RIGA - Swedbank, the second-best capitalized major lender in the European Union, said it expects its credit rating to improve as it reported a 3.4 percent increase in first-quarter profit after cutting expenses, reports Bloomberg.
Net income in the three months through March rose to 3.53 billion kronor ($539 million) from 3.41 billion kronor a year earlier, the Stockholm-based lender said in a statement on April 23. The average profit estimate in a survey of 13 analysts surveyed by Bloomberg was for a profit of 3.49 billion kronor.
Swedbank suffered soaring loan losses in the Baltic countries of Estonia, Latvia and Lithuania in 2009 after a credit-fuelled housing boom turned bust and has since reduced risks, boosted its capital buffers and worked to improve investor confidence. The bank, which has a long-term debt rating of A+ at Standard & Poor’s and A2 at Moody’s, said that it expects its credit rating to be “harmonized” with that of its peers this year after funding costs dropped.

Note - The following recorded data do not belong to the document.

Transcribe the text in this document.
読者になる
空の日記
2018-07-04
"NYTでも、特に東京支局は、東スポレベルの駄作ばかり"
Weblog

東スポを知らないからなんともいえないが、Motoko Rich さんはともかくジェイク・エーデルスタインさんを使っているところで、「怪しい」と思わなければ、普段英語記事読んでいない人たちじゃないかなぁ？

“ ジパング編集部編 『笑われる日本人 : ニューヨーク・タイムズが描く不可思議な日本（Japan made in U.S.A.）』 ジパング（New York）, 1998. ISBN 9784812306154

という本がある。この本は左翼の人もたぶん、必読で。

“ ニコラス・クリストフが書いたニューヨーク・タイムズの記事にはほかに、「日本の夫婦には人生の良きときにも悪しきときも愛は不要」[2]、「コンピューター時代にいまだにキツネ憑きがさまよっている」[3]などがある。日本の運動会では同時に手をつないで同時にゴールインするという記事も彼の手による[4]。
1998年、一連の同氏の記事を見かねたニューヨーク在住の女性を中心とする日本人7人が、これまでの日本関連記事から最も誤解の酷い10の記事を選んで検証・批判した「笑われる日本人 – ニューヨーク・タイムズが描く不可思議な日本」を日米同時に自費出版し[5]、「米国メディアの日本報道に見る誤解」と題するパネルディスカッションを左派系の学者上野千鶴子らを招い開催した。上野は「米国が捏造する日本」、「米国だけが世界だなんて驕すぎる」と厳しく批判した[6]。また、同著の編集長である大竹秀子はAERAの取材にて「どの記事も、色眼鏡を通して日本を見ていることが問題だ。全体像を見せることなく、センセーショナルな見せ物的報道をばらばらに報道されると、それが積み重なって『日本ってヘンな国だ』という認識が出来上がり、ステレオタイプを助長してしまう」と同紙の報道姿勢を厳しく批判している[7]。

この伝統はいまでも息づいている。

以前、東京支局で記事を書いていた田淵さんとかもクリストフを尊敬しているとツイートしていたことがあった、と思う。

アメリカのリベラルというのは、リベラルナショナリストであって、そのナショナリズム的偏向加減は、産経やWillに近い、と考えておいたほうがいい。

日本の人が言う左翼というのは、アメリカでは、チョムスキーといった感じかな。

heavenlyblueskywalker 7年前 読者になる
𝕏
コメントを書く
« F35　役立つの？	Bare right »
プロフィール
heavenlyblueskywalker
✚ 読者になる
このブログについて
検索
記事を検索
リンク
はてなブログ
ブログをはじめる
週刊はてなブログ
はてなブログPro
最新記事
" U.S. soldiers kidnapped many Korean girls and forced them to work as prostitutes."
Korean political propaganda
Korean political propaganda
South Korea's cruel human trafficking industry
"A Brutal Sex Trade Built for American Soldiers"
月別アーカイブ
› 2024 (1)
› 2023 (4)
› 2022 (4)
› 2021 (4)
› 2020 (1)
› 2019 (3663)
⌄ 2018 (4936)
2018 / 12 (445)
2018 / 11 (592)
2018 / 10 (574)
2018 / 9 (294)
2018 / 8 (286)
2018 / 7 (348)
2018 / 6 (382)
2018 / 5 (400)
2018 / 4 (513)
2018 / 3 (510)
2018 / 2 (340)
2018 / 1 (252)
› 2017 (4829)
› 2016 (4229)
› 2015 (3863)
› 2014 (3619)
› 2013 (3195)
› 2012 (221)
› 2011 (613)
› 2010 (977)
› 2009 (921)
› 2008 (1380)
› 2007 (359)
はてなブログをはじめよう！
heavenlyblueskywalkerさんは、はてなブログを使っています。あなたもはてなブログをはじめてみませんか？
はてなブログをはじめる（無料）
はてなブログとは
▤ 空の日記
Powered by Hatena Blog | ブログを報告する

“A positive trend with lower absolute and relative funding costs has continued as more investors recognize Swedbank’s low risks and robust results,” Chief Executive Officer Michael Wolf said in the statement. “We expect to improve our credit rating during the year and are working actively with ratings agencies to ensure they have an updated view of the bank.”
Swedbank on Jan. 30 raised its dividend payout ratio to 75 percent of profit, saying that low demand for credit in the Nordic and Baltic countries and a capital base that already fulfills Sweden’s stricter capital requirements gives it more scope to hand out capital back to its shareholders. The bank this month said it’s also selling its Ukraine unit and winding down its Russia operations to focus on its Nordic and Baltic markets.
First-quarter net interest income advanced 9.4 percent to 5.35 billion kronor, while costs dropped 6.6 percent to 4.04 billion kronor. Swedbank said on April 23 that it expects its expenses in 2013 to be at the same level as last year.
The bank reported a common equity Tier 1 ratio of 17.3 percent under Basel II regulation in the first quarter and a ratio of 16.4 percent under Basel III rules. Sweden requires its biggest lenders to hold at least 10 percent in core Tier 1 capital of risk-weighted assets this year, and a minimum of 12 percent from 2015, some of the strictest rules in Europe.